Stewart later wrote to Zuckerberg, fretting that his decision not to disable the filters could come back to haunt the company.

“I respect your call on this and I’ll support it,” Stewart wrote, according to a message cited in the complaint, “but want to just say for the record that I don’t think it’s the right call given the risks…. I just hope that years from now we will look back and feel good about the decision we made here.”

In response to the newly unsealed communications, Meta spokesman Andy Stone said such image filters are commonly used in the industry.

“While filters exist across every major social platform and smartphone camera, Meta bans those that directly promote cosmetic surgery, changes in skin color or extreme weight loss,” Stone said. “We clearly note when a filter is being used and we work to proactively review effects against these rules before they go live.”

Stone added that Meta offers 30 tools to support teens and families, including the ability to set screen-time limits and the option to remove like counts from posts. (In the unredacted portions of the complaint, the Massachusetts suit alleges that the experiment to remove like counts from posts, codenamed Project Daisy, had originally been proposed as an app-wide default but was later downgraded to an opt-in feature that is rarely used.)

At the time of the original Massachusetts lawsuit, which was one of several filed on the same day by multiple state attorneys general, Meta had said it was committed “to providing teens with safe, positive experiences” and that it was disappointed that the states had not worked with Meta to develop industry standards.

Some executives worried about well-being

A year after the beauty filter decision, in August 2021, Clegg pressed Zuckerberg to make “additional investment to strengthen our position on wellbeing across the company,” citing a staff recommendation to address issues of addiction, self-harm and bullying, according to the complaint. By this time, the company was just weeks away from being hit with Facebook whistleblower Frances Haugen’s bombshell allegations that Instagram knew its services could be harmful to teens.

Haugen’s anonymous allegations in September jumpstarted intense scrutiny of Instagram. As Haugen revealed her identity in October, Mosseri wrote to another Meta product executive that same month in reference to Clegg’s proposal, the lawsuit said, saying he was “really worried” about well-being “but have made little progress.”

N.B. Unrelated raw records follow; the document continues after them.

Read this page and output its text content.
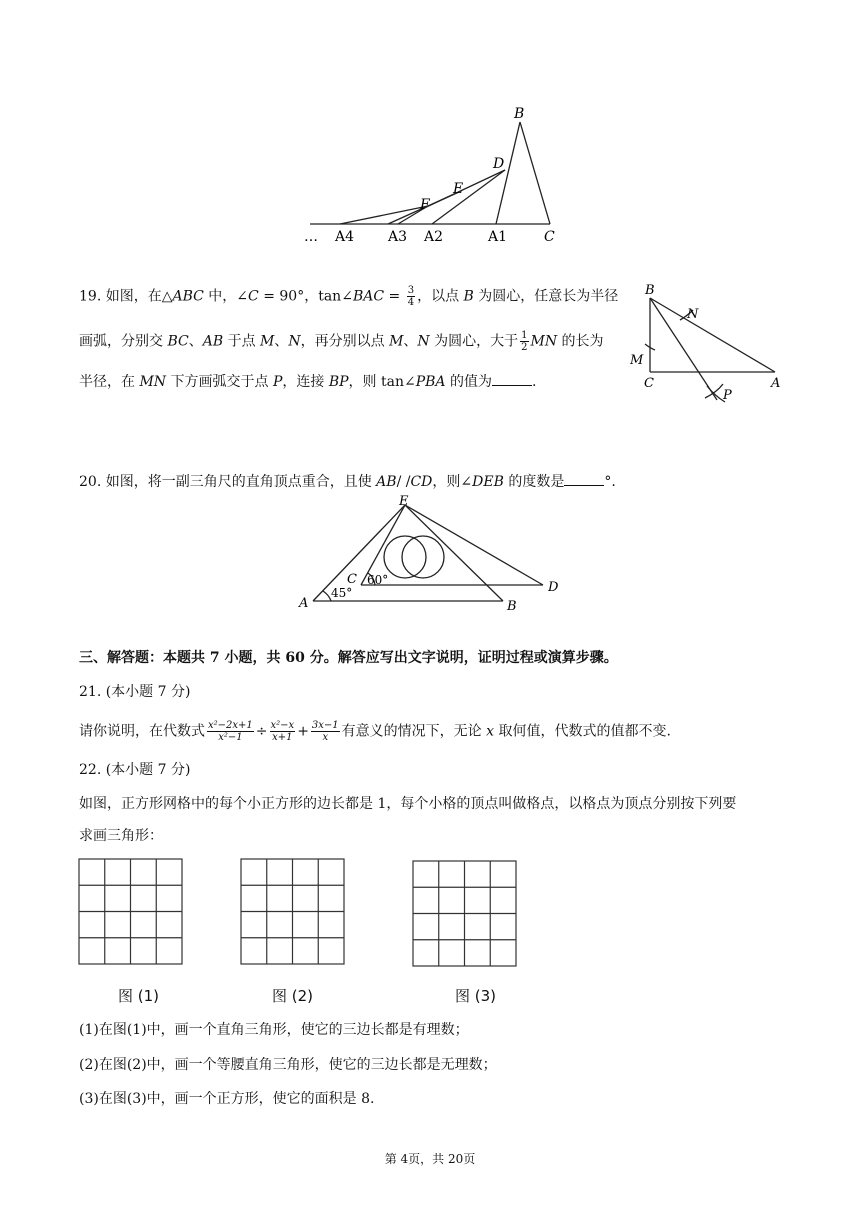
B
D
E
F
… A4 A3 A2	A1	C
19. 如图，在△ABC 中，∠C = 90°，tan∠BAC = $\frac{3}{4}$ ，以点 B 为圆心，任意长为半径
画弧，分别交 BC、AB 于点 M、N，再分别以点 M、N 为圆心，大于 $\frac{1}{2}$ MN 的长为
半径，在 MN 下方画弧交于点 P，连接 BP，则 tan∠PBA 的值为	.
B
N
M
C	A
P
20. 如图，将一副三角尺的直角顶点重合，且使 AB/ /CD，则∠DEB 的度数是	°.
E
C 60°
45°
A	B
D
三、解答题：本题共 7 小题，共 60 分。解答应写出文字说明，证明过程或演算步骤。
21. (本小题 7 分)
请你说明，在代数式 $\frac{\text{x²−2x+1}}{\text{x²−1}} \div \frac{\text{x²−x}}{x+1} + \frac{3x-1}{x}$ 有意义的情况下，无论 x 取何值，代数式的值都不变.
22. (本小题 7 分)
如图，正方形网格中的每个小正方形的边长都是 1，每个小格的顶点叫做格点，以格点为顶点分别按下列要
求画三角形：
图 (1)	图 (2)	图 (3)
(1)在图(1)中，画一个直角三角形，使它的三边长都是有理数；
(2)在图(2)中，画一个等腰直角三角形，使它的三边长都是无理数；
(3)在图(3)中，画一个正方形，使它的面积是 8.
第 4页，共 20页
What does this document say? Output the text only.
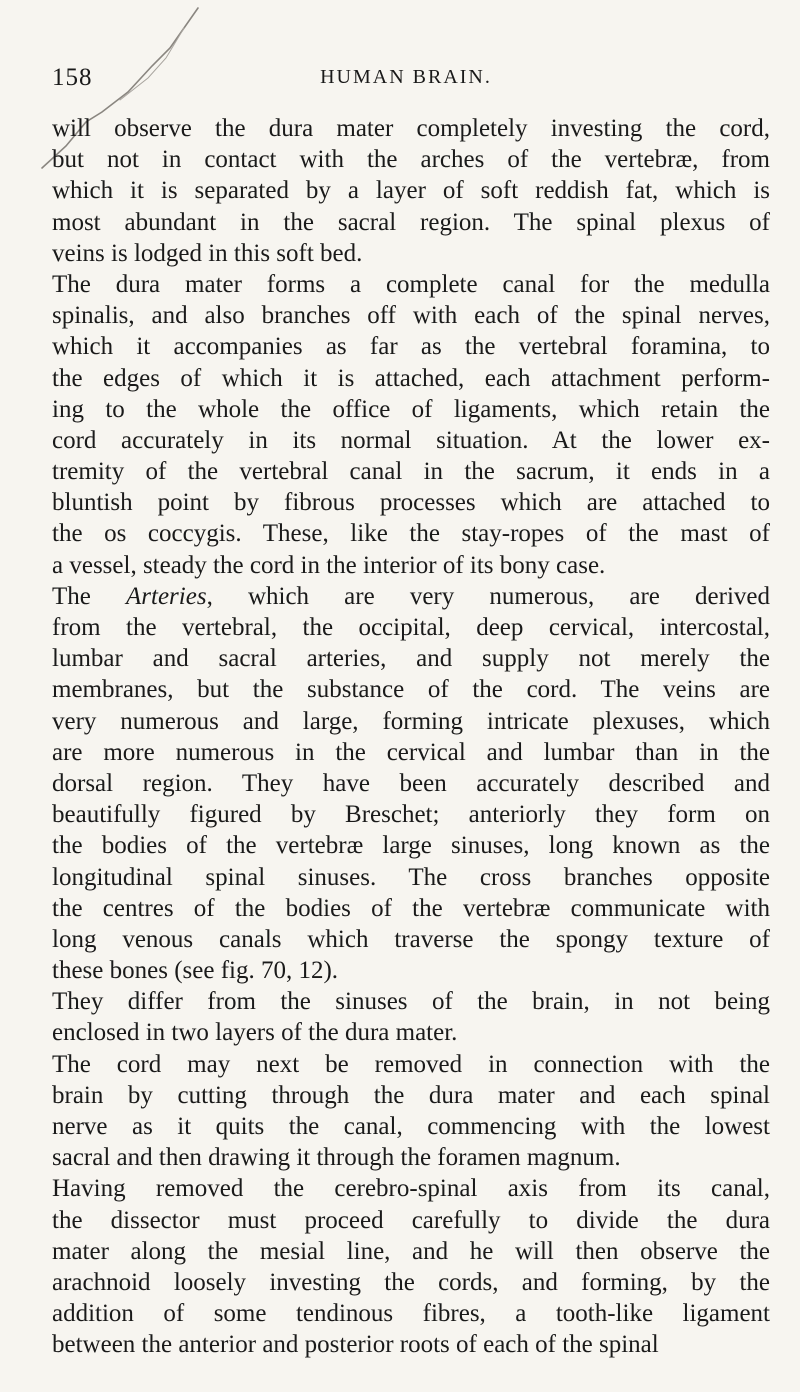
158	HUMAN BRAIN.
will observe the dura mater completely investing the cord,
but not in contact with the arches of the vertebræ, from
which it is separated by a layer of soft reddish fat, which is
most abundant in the sacral region. The spinal plexus of
veins is lodged in this soft bed.
The dura mater forms a complete canal for the medulla
spinalis, and also branches off with each of the spinal nerves,
which it accompanies as far as the vertebral foramina, to
the edges of which it is attached, each attachment perform-
ing to the whole the office of ligaments, which retain the
cord accurately in its normal situation. At the lower ex-
tremity of the vertebral canal in the sacrum, it ends in a
bluntish point by fibrous processes which are attached to
the os coccygis. These, like the stay-ropes of the mast of
a vessel, steady the cord in the interior of its bony case.
The Arteries, which are very numerous, are derived
from the vertebral, the occipital, deep cervical, intercostal,
lumbar and sacral arteries, and supply not merely the
membranes, but the substance of the cord. The veins are
very numerous and large, forming intricate plexuses, which
are more numerous in the cervical and lumbar than in the
dorsal region. They have been accurately described and
beautifully figured by Breschet; anteriorly they form on
the bodies of the vertebræ large sinuses, long known as the
longitudinal spinal sinuses. The cross branches opposite
the centres of the bodies of the vertebræ communicate with
long venous canals which traverse the spongy texture of
these bones (see fig. 70, 12).
They differ from the sinuses of the brain, in not being
enclosed in two layers of the dura mater.
The cord may next be removed in connection with the
brain by cutting through the dura mater and each spinal
nerve as it quits the canal, commencing with the lowest
sacral and then drawing it through the foramen magnum.
Having removed the cerebro-spinal axis from its canal,
the dissector must proceed carefully to divide the dura
mater along the mesial line, and he will then observe the
arachnoid loosely investing the cords, and forming, by the
addition of some tendinous fibres, a tooth-like ligament
between the anterior and posterior roots of each of the spinal
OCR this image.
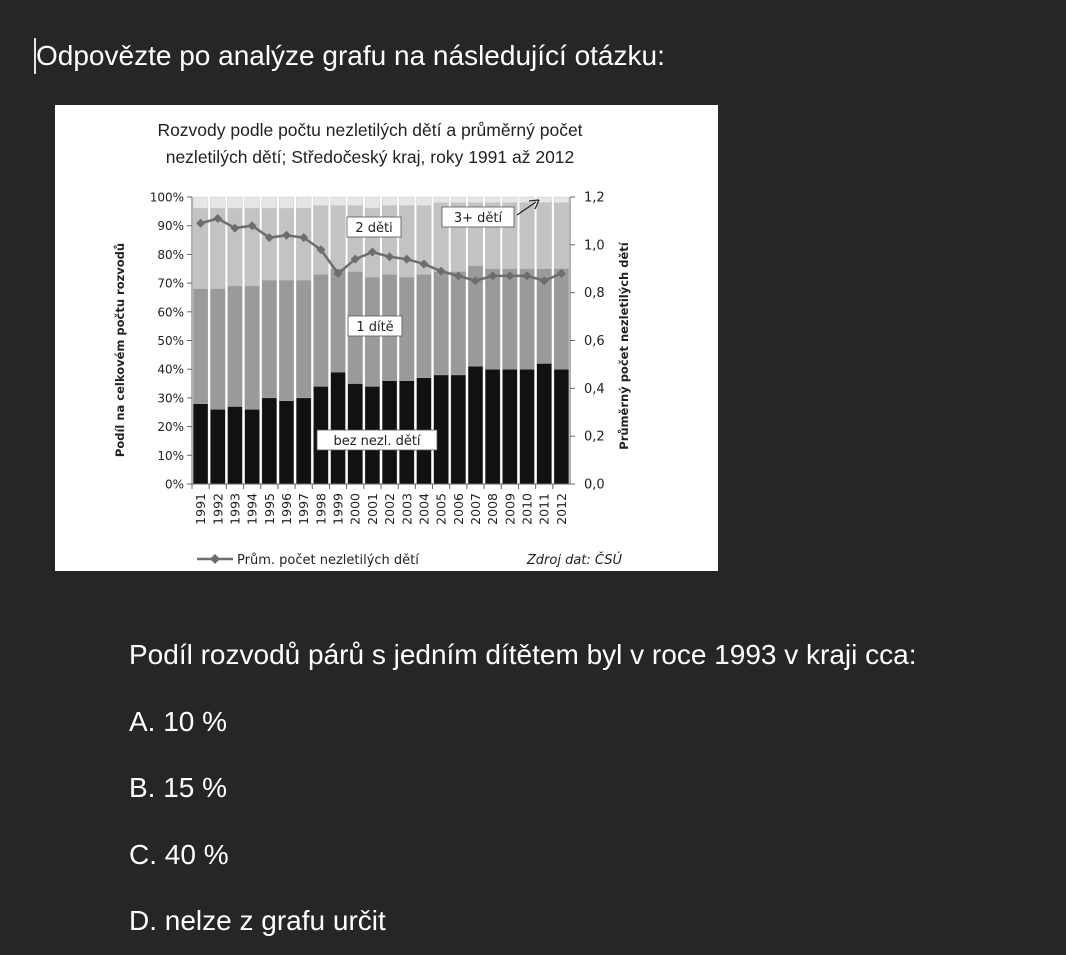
Odpovězte po analýze grafu na následující otázku:
Rozvody podle počtu nezletilých dětí a průměrný počet
nezletilých dětí; Středočeský kraj, roky 1991 až 2012
0%
10%
20%
30%
40%
50%
60%
70%
80%
90%
100%
0,0
0,2
0,4
0,6
0,8
1,0
1,2
1991 1992 1993 1994 1995 1996 1997 1998 1999 2000 2001 2002 2003 2004 2005 2006 2007 2008 2009 2010 2011 2012
2 děti
3+ dětí
1 dítě
bez nezl. dětí
Podíl na celkovém počtu rozvodů	Průměrný počet nezletilých dětí
Prům. počet nezletilých dětí	Zdroj dat: ČSÚ
Podíl rozvodů párů s jedním dítětem byl v roce 1993 v kraji cca:
A. 10 %
B. 15 %
C. 40 %
D. nelze z grafu určit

Zuckerberg allegedly remained silent on Clegg’s proposal throughout this time, prompting Clegg to reiterate his concerns to Zuckerberg in November. Finally, Zuckerberg appeared to respond through Meta’s chief financial officer, Susan Li, who “tersely respond[ed] that staffing was too ‘constrained’ to meet the request,” the lawsuit said.

Li responded similarly on Zuckerberg’s behalf after another product executive, David Ginsberg, emailed Zuckerberg in 2019 highlighting internal and external research suggesting that the company’s services were having a negative impact on people’s well-being. Ginsberg proposed hiring more engineers to build well-being tools to respond to addiction, social comparison and loneliness, but Li “responded that Meta’s leadership team declined to fund this initiative,” according to the complaint.